The rapid development of the Covid-19 vaccines shows what can be done when the research community shares information and works cooperatively. It gives us a glimpse of what could have been done over past decades when Big Pharma, acting as rent-collecting patent holders, blocked development.

Vaccines might have been developed in advance of the pandemic, including vaccines capable of stimulating immunisation against a wide range of coronaviruses. For example, five years ago virologists at Baylor University College of Medicine applied for funding to develop a vaccine that would be effective against all coronaviruses – a pancoronavirus vaccine. They were denied funding. Now such research is underway. Research is further along on developing vaccines effective against any SARS-Cov-2 variant. Clinical trials will soon be under way on antiviral nasal inhalants capable of preventing infection by blocking the virus’s entry.


Such research should take place in all health-related areas, and it should be done collaboratively with knowledge freely shared. It shouldn’t take a pandemic to make that happen. The resulting products should likewise be made available to all, especially those most in need.
The covid vaccines should not be the intellectual property of Big Pharma corporations, sequestered behind patent walls. They should be in the public domain, freely accessible, no profits taken. More biotechnologically advanced countries should help others to develop manufacturing and distribution capabilities. Vaccine should be made globally available, not hoarded by the rich countries and denied to poor ones.

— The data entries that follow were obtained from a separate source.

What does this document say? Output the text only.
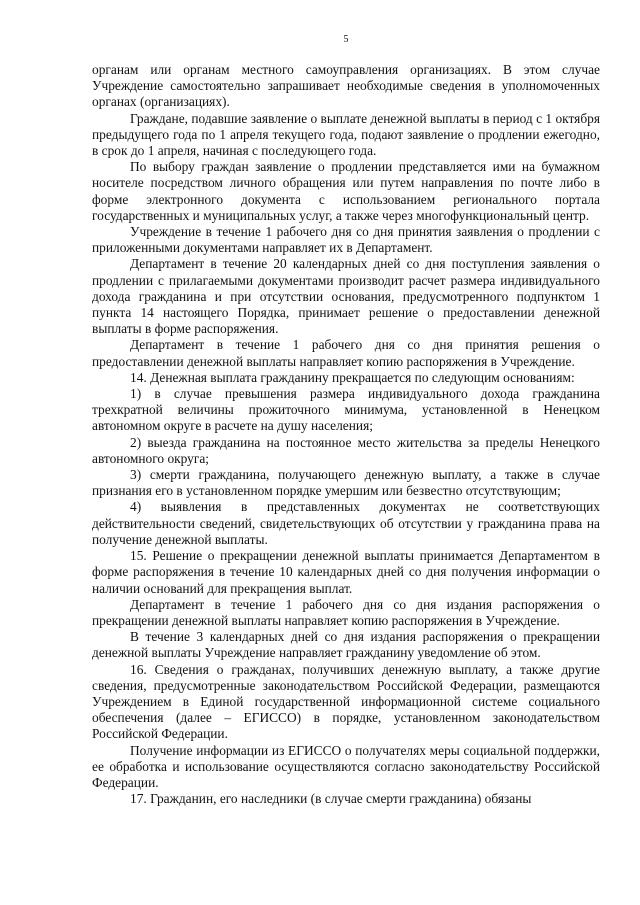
5

органам или органам местного самоуправления организациях. В этом случае Учреждение самостоятельно запрашивает необходимые сведения в уполномоченных органах (организациях).

Граждане, подавшие заявление о выплате денежной выплаты в период с 1 октября предыдущего года по 1 апреля текущего года, подают заявление о продлении ежегодно, в срок до 1 апреля, начиная с последующего года.

По выбору граждан заявление о продлении представляется ими на бумажном носителе посредством личного обращения или путем направления по почте либо в форме электронного документа с использованием регионального портала государственных и муниципальных услуг, а также через многофункциональный центр.

Учреждение в течение 1 рабочего дня со дня принятия заявления о продлении с приложенными документами направляет их в Департамент.

Департамент в течение 20 календарных дней со дня поступления заявления о продлении с прилагаемыми документами производит расчет размера индивидуального дохода гражданина и при отсутствии основания, предусмотренного подпунктом 1 пункта 14 настоящего Порядка, принимает решение о предоставлении денежной выплаты в форме распоряжения.

Департамент в течение 1 рабочего дня со дня принятия решения о предоставлении денежной выплаты направляет копию распоряжения в Учреждение.

14. Денежная выплата гражданину прекращается по следующим основаниям:

1) в случае превышения размера индивидуального дохода гражданина трехкратной величины прожиточного минимума, установленной в Ненецком автономном округе в расчете на душу населения;

2) выезда гражданина на постоянное место жительства за пределы Ненецкого автономного округа;

3) смерти гражданина, получающего денежную выплату, а также в случае признания его в установленном порядке умершим или безвестно отсутствующим;

4) выявления в представленных документах не соответствующих действительности сведений, свидетельствующих об отсутствии у гражданина права на получение денежной выплаты.

15. Решение о прекращении денежной выплаты принимается Департаментом в форме распоряжения в течение 10 календарных дней со дня получения информации о наличии оснований для прекращения выплат.

Департамент в течение 1 рабочего дня со дня издания распоряжения о прекращении денежной выплаты направляет копию распоряжения в Учреждение.

В течение 3 календарных дней со дня издания распоряжения о прекращении денежной выплаты Учреждение направляет гражданину уведомление об этом.

16. Сведения о гражданах, получивших денежную выплату, а также другие сведения, предусмотренные законодательством Российской Федерации, размещаются Учреждением в Единой государственной информационной системе социального обеспечения (далее – ЕГИССО) в порядке, установленном законодательством Российской Федерации.

Получение информации из ЕГИССО о получателях меры социальной поддержки, ее обработка и использование осуществляются согласно законодательству Российской Федерации.

17. Гражданин, его наследники (в случае смерти гражданина) обязаны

Covid-19 may not be the worst health threat we face in the near future. In the past twenty years, we have seen Sars, Mers, and now Sars-CoV-2 (the virus responsible for Covid-19). The pharmaceutical industry has demonstrated that it won’t be ready in advance, will only act if it is guaranteed gigantic profits, and then will act in ways that favor the rich and put the poor in harm’s (and death’s) way.


What’s needed is a reorganisation of the way health care, public health, and biomedicine is organised and delivered, locally and globally.
Human lives should not have a price tag; health should not be sacrificed to profit. To make this happen will require a radical reorganisation of social priorities and society itself. It’s not too soon to organise and fight for that.

Jack Gerson is a writer and retired teacher in Oakland California. He has a PhD in biostatistics, and has worked on epidemiological and genetic research.